Thanks for fixing Harrison’s video. That was a lot of horn blaring in a 15 second video! First trains running are great milestones.
Good fix on the BLI locomotive. I might have had a harder time tracking that one down myself. I have a couple of those Walhers 567 engines around somewhere.
Everything is “somewhere” right now. I am going to have one hard time sorting everything out when I am able to start unpacking.
Thank you, Ed. I’ve seen that corrugated board you’re taking about at the Eugene Oregon old ex SP shop. Wasn’t sure what it was but figured asbestos. A local short line is now using that shop.
Hey, if your gonna toss those BB cars, toss em my way!
Edited in, from the Eugene shop:
Its bolted on…or at least sizable screws.
My building represents metal though, with plenty of bent ones to prove it![:(]
Thanks [;)] I really enjoy a success story now and then. Last night I got the decoder “dialed in” and ran that fifteen year-old engine for a good two hours straight. No hiccups and the drive was as smooth as melted butter!
We had a cooling tower sheathed in that stuff, Transite . The truss rods and bracing were all loose and sagging, the fan was a little out of balance. In the bright sunlight you could see the airborne dust caused by the overlapping joints blowing into the atmosphere aided by a ten foot diameter fan. Oh boy!
More weathering ideas. I believe Noch makes a clear corrugated sheet and I’ve tinted some with Testors window tint to give it this green-look:
I don’t see it being worth that price, but as someone who has actually touched a wrench to one of these, that is a pretty good representation of what is underneath the rocker cover.
been a little while since I posted but much got donee on this rainy day.
Aquired pieces:
G&D drovers This postwar 4-6-4 which needs cleaning.And these two Herzog 52’ mill gons. the left one is Athearn while the right is Atlas.
Projects:
Slapover ballast car-Atlas
CVi Reading combine from Bethleham car works kit. They are nice kits. This one will be in a new job as a yard office.
Eastern car works which was a bit fiddly because the side were warped. painted for MOW service where it is relegated. Quick built this wall piece that still needs railings. It is an abandonded siding to an abandoned coal dealer.

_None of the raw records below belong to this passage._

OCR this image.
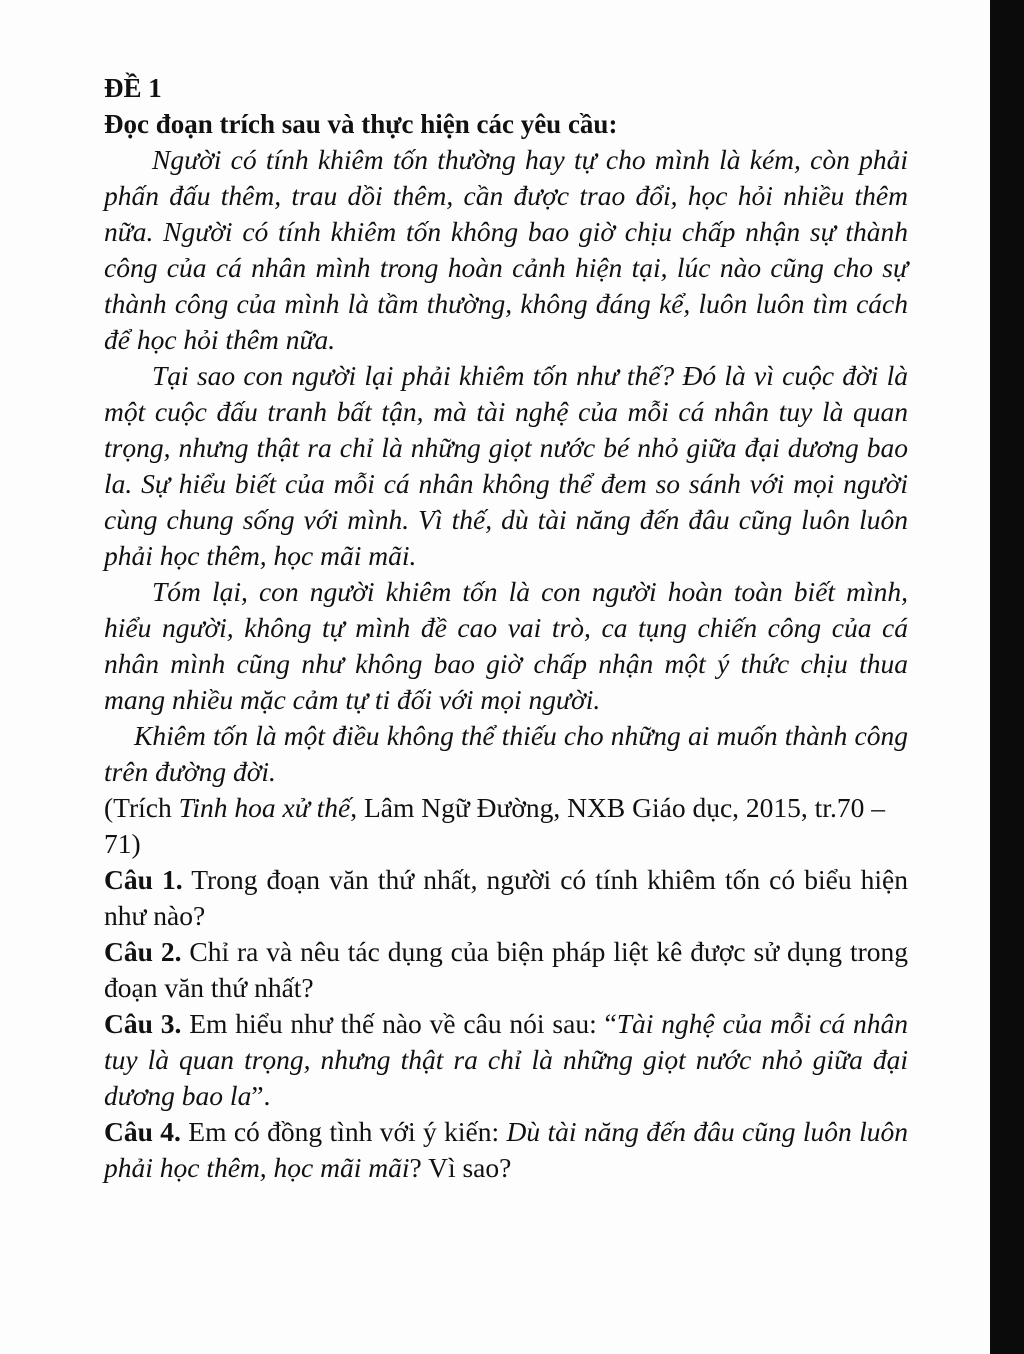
ĐỀ 1

Đọc đoạn trích sau và thực hiện các yêu cầu:

Người có tính khiêm tốn thường hay tự cho mình là kém, còn phải phấn đấu thêm, trau dồi thêm, cần được trao đổi, học hỏi nhiều thêm nữa. Người có tính khiêm tốn không bao giờ chịu chấp nhận sự thành công của cá nhân mình trong hoàn cảnh hiện tại, lúc nào cũng cho sự thành công của mình là tầm thường, không đáng kể, luôn luôn tìm cách để học hỏi thêm nữa.

Tại sao con người lại phải khiêm tốn như thế? Đó là vì cuộc đời là một cuộc đấu tranh bất tận, mà tài nghệ của mỗi cá nhân tuy là quan trọng, nhưng thật ra chỉ là những giọt nước bé nhỏ giữa đại dương bao la. Sự hiểu biết của mỗi cá nhân không thể đem so sánh với mọi người cùng chung sống với mình. Vì thế, dù tài năng đến đâu cũng luôn luôn phải học thêm, học mãi mãi.

Tóm lại, con người khiêm tốn là con người hoàn toàn biết mình, hiểu người, không tự mình đề cao vai trò, ca tụng chiến công của cá nhân mình cũng như không bao giờ chấp nhận một ý thức chịu thua mang nhiều mặc cảm tự ti đối với mọi người.

Khiêm tốn là một điều không thể thiếu cho những ai muốn thành công trên đường đời.

(Trích Tinh hoa xử thế, Lâm Ngữ Đường, NXB Giáo dục, 2015, tr.70 – 71)

Câu 1. Trong đoạn văn thứ nhất, người có tính khiêm tốn có biểu hiện như nào?

Câu 2. Chỉ ra và nêu tác dụng của biện pháp liệt kê được sử dụng trong đoạn văn thứ nhất?

Câu 3. Em hiểu như thế nào về câu nói sau: “Tài nghệ của mỗi cá nhân tuy là quan trọng, nhưng thật ra chỉ là những giọt nước nhỏ giữa đại dương bao la”.

Câu 4. Em có đồng tình với ý kiến: Dù tài năng đến đâu cũng luôn luôn phải học thêm, học mãi mãi? Vì sao?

Finished the paint and decal of this FM. it is a postwar piece. The shell was an ebay find that had been stripped SO I did it up as a Reading unit. Never could figure why they never did a Reading or SF unit when they went for colorful. &
Yes, correct. 567 and 567-A. I was going by the horizontal exhaust manifold whereas the FT, of course, had four individual stacks. Not sure what the Overland model represents, looks like it has a turbo, maybe a 567-D3a like in a GP-35?